Дело Живаго. Кремль, ЦРУ и битва за запрещенную книгу - страница 28
Наступление на интеллигенцию началось в августе 1946 года. Первыми в жертву принесли Зощенко и Ахматову. Сталин вызвал в Москву главных редакторов двух ленинградских литературных журналов. Их обвинили в том, что они напечатали «глупый» материал. Рассказы Зощенко, говорил Сталин, «ничего не дают ни уму, ни сердцу[178]… Не обществу перестраиваться по Зощенко, а ему надо перестраиваться, а не перестроится, пускай убирается к чертям». ЦК партии издал резолюцию, в которой говорилось, что Зощенко «как мещанин и пошляк, избрал своей постоянной темой копание в самых низменных и мелочных сторонах быта»[179]. «Зощенко с его омерзительной моралью удалось проникнуть на страницы большого ленинградского журнала и устроиться там со всеми удобствами. А ведь журнал «Звезда» – орган, который должен воспитывать нашу молодежь». В резолюции особо выделялся рассказ «Приключения обезьяны», в котором изображалась беглая обезьяна, которая вернулась в свою клетку в зоопарке, чтобы не жить повседневной жизнью в Ленинграде. Рассказ назывался «хулиганским изображением нашей действительности». Ахматову также обвиняли в том, что она является «одним из знаменосцев пустой, безыдейной, аристократическо-салонной поэзии, абсолютно чуждой советской литературе». Ее поэзия «совершенно далека от народа»; она проповедует эстетизм и упадничество – «искусство ради искусства».
Новый виток «закручивания гаек» начался с пронзительной, вульгарной речи Андрея Жданова, который начиная с 30-х годов XX века входил во «внутренний круг» Сталина; он был горьким пьяницей[180] и любил помузицировать. Приглашенный к Сталину, он играл вождю на пианино. Жданов выступал в Большом зале Смольного института в Ленинграде перед приглашенной аудиторией, состоявшей из писателей, журналистов, издателей и бюрократов. Место было выбрано со смыслом: в 1917 году в том же зале Ленин провозгласил советскую власть. Позже один из присутствовавших написал, что митинг, начавшийся в пять вечера и продолжавшийся почти до полуночи, был отмечен «подхалимскими выкриками с мест[181]. Некоторые писатели били себя в грудь и каялись в собственных ошибках».

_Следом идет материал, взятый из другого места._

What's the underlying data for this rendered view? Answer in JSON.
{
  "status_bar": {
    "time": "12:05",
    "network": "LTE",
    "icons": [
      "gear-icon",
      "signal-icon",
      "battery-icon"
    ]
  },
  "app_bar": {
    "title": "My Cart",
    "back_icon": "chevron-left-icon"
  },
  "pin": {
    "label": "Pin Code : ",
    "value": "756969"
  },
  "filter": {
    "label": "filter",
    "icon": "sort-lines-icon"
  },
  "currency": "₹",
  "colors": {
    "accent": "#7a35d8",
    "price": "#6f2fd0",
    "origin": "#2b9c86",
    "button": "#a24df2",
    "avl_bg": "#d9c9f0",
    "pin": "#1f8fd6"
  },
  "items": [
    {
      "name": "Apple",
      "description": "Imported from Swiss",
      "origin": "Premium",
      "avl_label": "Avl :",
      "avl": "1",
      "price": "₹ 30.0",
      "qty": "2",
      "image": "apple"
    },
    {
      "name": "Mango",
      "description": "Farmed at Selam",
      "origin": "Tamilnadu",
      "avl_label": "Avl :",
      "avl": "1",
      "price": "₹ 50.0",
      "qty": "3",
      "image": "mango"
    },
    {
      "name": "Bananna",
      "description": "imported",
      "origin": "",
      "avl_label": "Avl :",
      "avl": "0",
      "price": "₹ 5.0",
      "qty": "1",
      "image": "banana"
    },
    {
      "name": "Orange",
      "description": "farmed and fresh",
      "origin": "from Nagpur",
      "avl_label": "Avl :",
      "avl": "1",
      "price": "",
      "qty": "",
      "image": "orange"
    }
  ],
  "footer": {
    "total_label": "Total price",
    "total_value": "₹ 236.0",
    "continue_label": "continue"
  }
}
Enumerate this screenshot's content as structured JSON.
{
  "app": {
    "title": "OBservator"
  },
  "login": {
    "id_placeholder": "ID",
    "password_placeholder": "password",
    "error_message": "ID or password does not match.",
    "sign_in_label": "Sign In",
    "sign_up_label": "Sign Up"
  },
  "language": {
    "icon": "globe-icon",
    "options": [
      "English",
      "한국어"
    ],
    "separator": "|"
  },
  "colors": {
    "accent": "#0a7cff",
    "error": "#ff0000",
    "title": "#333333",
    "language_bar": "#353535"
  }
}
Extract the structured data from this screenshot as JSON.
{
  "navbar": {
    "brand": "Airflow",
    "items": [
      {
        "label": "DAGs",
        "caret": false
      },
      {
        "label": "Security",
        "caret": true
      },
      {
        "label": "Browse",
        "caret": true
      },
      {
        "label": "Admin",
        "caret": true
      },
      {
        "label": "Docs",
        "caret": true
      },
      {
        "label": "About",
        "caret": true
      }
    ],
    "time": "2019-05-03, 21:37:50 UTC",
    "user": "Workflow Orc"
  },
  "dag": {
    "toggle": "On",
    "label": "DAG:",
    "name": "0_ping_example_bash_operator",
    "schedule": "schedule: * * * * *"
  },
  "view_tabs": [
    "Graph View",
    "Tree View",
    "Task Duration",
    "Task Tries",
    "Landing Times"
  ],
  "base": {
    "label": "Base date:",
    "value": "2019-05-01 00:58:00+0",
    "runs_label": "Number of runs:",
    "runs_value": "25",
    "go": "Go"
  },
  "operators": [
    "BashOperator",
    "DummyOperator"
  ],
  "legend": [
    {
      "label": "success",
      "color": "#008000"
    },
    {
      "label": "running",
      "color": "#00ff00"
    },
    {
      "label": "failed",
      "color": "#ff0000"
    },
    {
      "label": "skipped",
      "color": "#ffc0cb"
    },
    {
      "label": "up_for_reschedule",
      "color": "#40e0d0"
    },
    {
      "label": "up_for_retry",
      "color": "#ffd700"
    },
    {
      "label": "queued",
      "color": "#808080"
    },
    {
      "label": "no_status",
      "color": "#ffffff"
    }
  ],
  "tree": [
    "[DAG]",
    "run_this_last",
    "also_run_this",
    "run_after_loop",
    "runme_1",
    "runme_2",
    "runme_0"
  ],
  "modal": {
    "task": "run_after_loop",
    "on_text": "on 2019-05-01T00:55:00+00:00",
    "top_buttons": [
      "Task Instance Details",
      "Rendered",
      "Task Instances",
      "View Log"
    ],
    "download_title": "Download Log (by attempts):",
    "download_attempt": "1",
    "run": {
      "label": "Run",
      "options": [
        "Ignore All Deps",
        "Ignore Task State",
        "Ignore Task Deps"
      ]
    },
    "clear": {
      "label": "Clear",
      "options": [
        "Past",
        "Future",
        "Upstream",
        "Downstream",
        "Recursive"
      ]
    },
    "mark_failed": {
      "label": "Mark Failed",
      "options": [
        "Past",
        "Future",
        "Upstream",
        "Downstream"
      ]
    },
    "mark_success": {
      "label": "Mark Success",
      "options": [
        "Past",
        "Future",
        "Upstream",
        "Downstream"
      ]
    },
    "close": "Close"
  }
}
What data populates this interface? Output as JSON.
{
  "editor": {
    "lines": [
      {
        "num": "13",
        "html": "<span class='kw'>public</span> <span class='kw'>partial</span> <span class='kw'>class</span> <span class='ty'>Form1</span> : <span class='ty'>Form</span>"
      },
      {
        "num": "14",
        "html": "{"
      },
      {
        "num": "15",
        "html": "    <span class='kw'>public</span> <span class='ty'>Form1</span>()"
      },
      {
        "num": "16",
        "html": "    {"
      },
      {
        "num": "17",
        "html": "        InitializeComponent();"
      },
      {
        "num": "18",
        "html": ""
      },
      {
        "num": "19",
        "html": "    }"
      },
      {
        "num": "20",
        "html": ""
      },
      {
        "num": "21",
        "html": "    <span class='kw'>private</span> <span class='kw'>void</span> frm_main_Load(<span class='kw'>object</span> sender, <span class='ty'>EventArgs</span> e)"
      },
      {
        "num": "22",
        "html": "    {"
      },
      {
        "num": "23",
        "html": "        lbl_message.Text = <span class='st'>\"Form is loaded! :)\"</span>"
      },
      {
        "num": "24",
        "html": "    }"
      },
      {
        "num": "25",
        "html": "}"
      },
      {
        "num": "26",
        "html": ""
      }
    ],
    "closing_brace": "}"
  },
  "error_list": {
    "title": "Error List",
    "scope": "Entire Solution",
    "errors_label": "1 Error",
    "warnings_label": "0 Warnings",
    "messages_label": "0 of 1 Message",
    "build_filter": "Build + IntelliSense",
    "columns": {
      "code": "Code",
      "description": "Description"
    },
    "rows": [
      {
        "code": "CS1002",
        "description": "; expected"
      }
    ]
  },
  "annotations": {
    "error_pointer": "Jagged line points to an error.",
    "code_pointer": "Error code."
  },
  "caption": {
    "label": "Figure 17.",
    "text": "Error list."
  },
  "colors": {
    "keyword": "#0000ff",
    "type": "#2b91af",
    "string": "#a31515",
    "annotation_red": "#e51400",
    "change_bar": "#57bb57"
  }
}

«Тематика Ахматовой[182] насквозь индивидуалистическая, – говорил Жданов. – До убожества ограничен диапазон ее поэзии – поэзии взбесившейся барыньки, мечущейся между будуаром и моленной. Основное у нее – это любовно-эротические мотивы, переплетенные с мотивами грусти, тоски, смерти, мистики, обреченности. Чувство обреченности – чувство, понятное для общественного сознания вымирающей группы, – мрачные тона предсмертной безнадежности, мистические переживания пополам с эротикой – таков духовный мир Ахматовой, одного из осколков безвозвратно канувшего в вечность мира старой дворянской культуры, «добрых старых екатерининских времен». Не то монахиня, не то блудница, а вернее, блудница и монахиня, у которой блуд смешан с молитвой».
Развязанная Ждановым кампания была насыщена шовинистической враждебностью ко всему западному. Кампания распространилась на театр, кино, музыку, университеты и, наконец, на научные круги. Двоюродная сестра Пастернака Ольга, преподававшая в Ленинградском университете, записала в дневнике, что новый учебный год начался с выступления ректора перед профессорско-преподавательским составом в «русской рубахе под пиджаком с расхристанным воротом»; это символизировало поворот идеологии в сторону «великого русского народа».